Early diagnosis plays a critical role in patient outcomes, ensuring patients understand how their symptoms will change over time and how this can be changed with treatment. Targeted interventions can also be started earlier, before potentially irreversible damage has occurred, helping to slow or reverse the disease process.

In addition to better patient outcomes, early intervention also results in lower treatment costs for health systems, helping to prevent surgery and the associated costs that go with these procedures and the consequent after-care. Resources are freed and budgetary pressures relieved.

Such considerations are particularly pressing in the aftermath of the Covid-19 pandemic, with many national health services left with depleted staff resources and long waiting lists for surgeries that, in many cases, are long overdue. The pandemic resulted in a two-year slow-down in treatment and diagnosis of diseases, leading to many conditions going undiagnosed or untreated during lockdown.

In this context, it is imperative for national and international institutions to do as much as possible to improve access to IVDs. However, regulatory upheaval  represents both an opportunity to address the issue and a risk for further bottlenecks in this device area.

Heightened awareness vs regulatory change

With some variation, levels of spending by governments on IVD testing during the pandemic were consistently higher across the board. Arguably, the interest and awareness of the benefits that IVDs can deliver through earlier testing has never been higher – the pandemic introduced the concept of IVD testing to a huge percentage of individuals. However, against this backdrop of increased awareness, a complex and changing regulatory field is serving to put the brakes on acceleration of IVD approval and access.

The EU regulatory picture

The regulatory landscape in Europe is experiencing revolutionary change with the introduction of the EU MDR and EU IVDR. This new regulation has applied since May 2022 and demands, among other things, greater transparency and scrutiny.

Within the EU IVDR, IVDs have been divided into four classes based on both their intended purpose and the inherent risks. In January 2024 the EU proposed an extension to the deadline to certify devices under the new IVDR classifications – with dates shifting to the end of 2027, the end of 2028 and the end of 2029 depending on the IVD classification required. This extension doesn’t mean that manufacturers should pause their compliance activity. Eligibility for any proposed extension rests on meeting certain conditions, including having applied to a Notified Body at least two years before the compliance date. As of today, there are in fact only 12 appointed Notified Bodies for IVDs in Europe, so ensuring that one of these Bodies takes on a new device is not an easy feat. Estimates suggest that the entire certification process could take up to 18-24 months, depending on risk class, status and maturity of the technical documentation and QMS, as well as the availability of a Notified Body.

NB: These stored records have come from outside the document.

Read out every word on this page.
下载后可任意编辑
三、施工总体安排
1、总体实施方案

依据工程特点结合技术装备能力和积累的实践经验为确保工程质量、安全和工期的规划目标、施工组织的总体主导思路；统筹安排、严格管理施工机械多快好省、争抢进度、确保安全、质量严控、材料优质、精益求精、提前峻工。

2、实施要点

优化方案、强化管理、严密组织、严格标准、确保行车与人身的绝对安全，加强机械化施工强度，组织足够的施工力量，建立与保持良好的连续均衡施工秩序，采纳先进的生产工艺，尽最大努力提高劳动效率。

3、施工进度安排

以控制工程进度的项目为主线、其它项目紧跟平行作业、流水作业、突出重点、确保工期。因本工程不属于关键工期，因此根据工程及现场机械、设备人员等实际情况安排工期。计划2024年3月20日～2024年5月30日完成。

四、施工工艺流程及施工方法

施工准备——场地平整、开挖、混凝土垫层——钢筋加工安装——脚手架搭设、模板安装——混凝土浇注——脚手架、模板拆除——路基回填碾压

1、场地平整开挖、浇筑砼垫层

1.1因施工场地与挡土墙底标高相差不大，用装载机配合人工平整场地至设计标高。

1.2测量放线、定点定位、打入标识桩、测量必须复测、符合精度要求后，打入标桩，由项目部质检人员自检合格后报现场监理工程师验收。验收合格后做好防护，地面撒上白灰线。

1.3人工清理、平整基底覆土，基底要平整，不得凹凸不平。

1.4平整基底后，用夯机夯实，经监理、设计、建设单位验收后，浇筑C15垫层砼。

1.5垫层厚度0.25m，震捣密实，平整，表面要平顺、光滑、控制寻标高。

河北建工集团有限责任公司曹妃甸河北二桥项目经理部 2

As healthcare moves away from a “pill for all ills approach” and towards a more proactive form of prescribing that aims to “detect and contrast” early on, IVDs are no longer seen as simple tests but as tools to protect the healthcare system and society from a range of known and new pathogens.

Fast-moving regulation and lack of clarity makes this a difficult field for manufacturers to negotiate. It is not possible to increase use of IVDs in healthcare unless these are making their way through regulatory pathways steadily and successfully. In this complex international scenario, the role of the regulatory consultancy takes on critical importance in informing, advising and supporting IVD manufacturers so that their devices can be safely commercialised in the shortest time possible.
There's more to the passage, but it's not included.